Some decades back, a way of thinking emerged – principally in the Southwest, high desert of the United States – which was distinctly non-Western. It built on the work of people like Lotfi Zadeh. At first, they focused on something called “fuzzy logic”. There was massive opposition, particularly from the University engineering schools. The whole idea that A was A and Not Not A was so central to the dominant thinking that the proposition that A might be more or less A and a little bit B and more than a little bit C was completely unacceptable.

And then, in a nunnery in New Mexico, an organization called the Santa Fe Institute was born. Fuzzy Logic evolved into Complexity Theory and Chaos Theory. Ambiguity was readmitted into the cutting edge of Western thinking. The output of the Institute, and the similar organizations that have emerged, as had massive impact on the nature of Western society.

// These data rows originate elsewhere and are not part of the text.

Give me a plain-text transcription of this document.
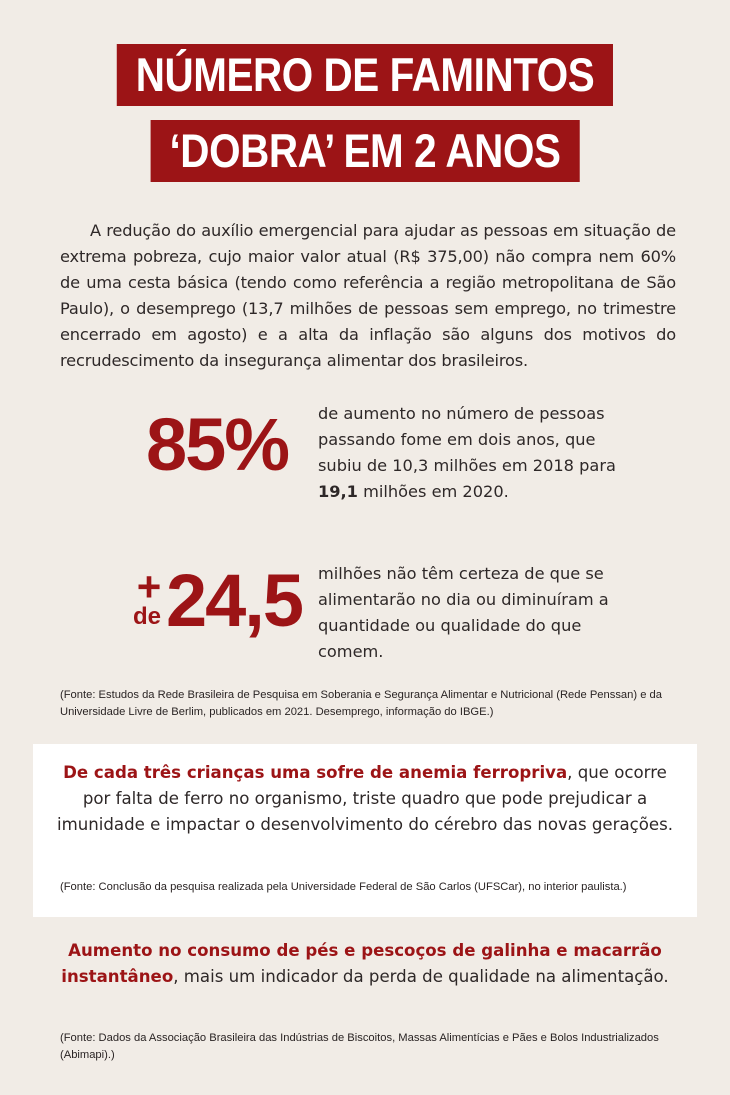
NÚMERO DE FAMINTOS
‘DOBRA’ EM 2 ANOS

A redução do auxílio emergencial para ajudar as pessoas em situação de extrema pobreza, cujo maior valor atual (R$ 375,00) não compra nem 60% de uma cesta básica (tendo como referência a região metropolitana de São Paulo), o desemprego (13,7 milhões de pessoas sem emprego, no trimestre encerrado em agosto) e a alta da inflação são alguns dos motivos do recrudescimento da insegurança alimentar dos brasileiros.

85% de aumento no número de pessoas passando fome em dois anos, que subiu de 10,3 milhões em 2018 para 19,1 milhões em 2020.

+
de 24,5 milhões não têm certeza de que se alimentarão no dia ou diminuíram a quantidade ou qualidade do que comem.

(Fonte: Estudos da Rede Brasileira de Pesquisa em Soberania e Segurança Alimentar e Nutricional (Rede Penssan) e da Universidade Livre de Berlim, publicados em 2021. Desemprego, informação do IBGE.)

De cada três crianças uma sofre de anemia ferropriva, que ocorre por falta de ferro no organismo, triste quadro que pode prejudicar a imunidade e impactar o desenvolvimento do cérebro das novas gerações.

(Fonte: Conclusão da pesquisa realizada pela Universidade Federal de São Carlos (UFSCar), no interior paulista.)

Aumento no consumo de pés e pescoços de galinha e macarrão instantâneo, mais um indicador da perda de qualidade na alimentação.

(Fonte: Dados da Associação Brasileira das Indústrias de Biscoitos, Massas Alimentícias e Pães e Bolos Industrializados (Abimapi).)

But my focus here is the enabling impact that it can have when Westerners begin to struggle with Eastern thought and the ambiguity which it brings.

I will say here what I tell those that I work with as they struggle with the idea of ambiguity. “Get thee to a nunnery!” That recommendation has proven helpful to many. A basic understanding of complexity theory and fuzzy logic is often the kind of lubrication that eases the understanding of an idea which seem so radical to those who have grown up in the Western tradition.